5. In poly.c, comment out expression 2) (around line 53) and uncomment
expression 4) (the transcendental function).
- Do this pure C approach go faster than the Python-based ones?
- What would be needed to accelerate the computations?
Parallelism with threads
========================
6. Be sure that you are on a multi-processor machine and activate the::
y = ((.25*x + .75)*x - 1.5)*x - 2
expression in poly-mp.py. Repeat the computation for both numpy and
numexpr for a different number of processes (numpy) or threads
(numexpr) (pass the desired number as a parameter to the script).
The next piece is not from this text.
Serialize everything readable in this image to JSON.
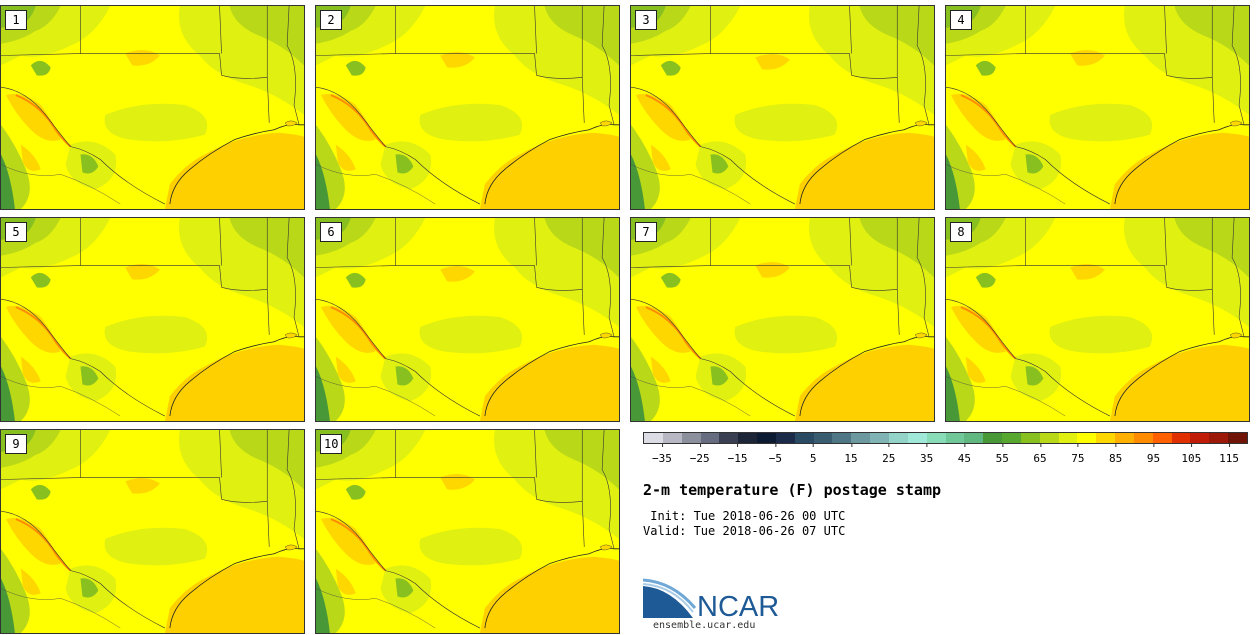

- How the efficiency scales?
- Why do you think it scales that way?
- How performance compares with the pure C computation?
7. With the same multi-processor machine, activate the evaluation of
polynomial 2) in poly.c. Recompile now but with OpenMP support::
gcc -O3 -o poly poly.c -lm -fopenmp # notice the new -fopenmp flag!
and execute it for several number of threads (up to e.g. 8)::
OMP_NUM_THREADS=desired_number_of_threads ./poly
Compare its performance with the parallel numexpr.
- How the efficiency scales?
- Which is the asymptotic limit?
8. With the previous examples, compute the expression::
y = x
That is, do a simple copy of the `x` vector. What's the
performance that you are seeing?
- How does it evolve when using different threads? Why it scales very
similarly than the polynomial evaluation?
- Could you have a guess at the memory bandwidth of this machine?
Using Numba
===========
The goal of Numba is to compile arbitrarily complex Python code
on-the-flight and executing it for you. It is fast, although one should
take in account the compile times.
9. Edit poly-numba.py and look at how numba works.
- Run several expressions and determine which method is faster. What
is the compilation time for numba and how it compares with the
execution time?
- Raise the amount of data points to 100 millions. What happens?
- Set the number of threads for numexpr to 8 and redo the
computation. How its speed compares with numba?
- Provided this, which do you think is the best scenario for numba?
Which is the best scenario for numexpr?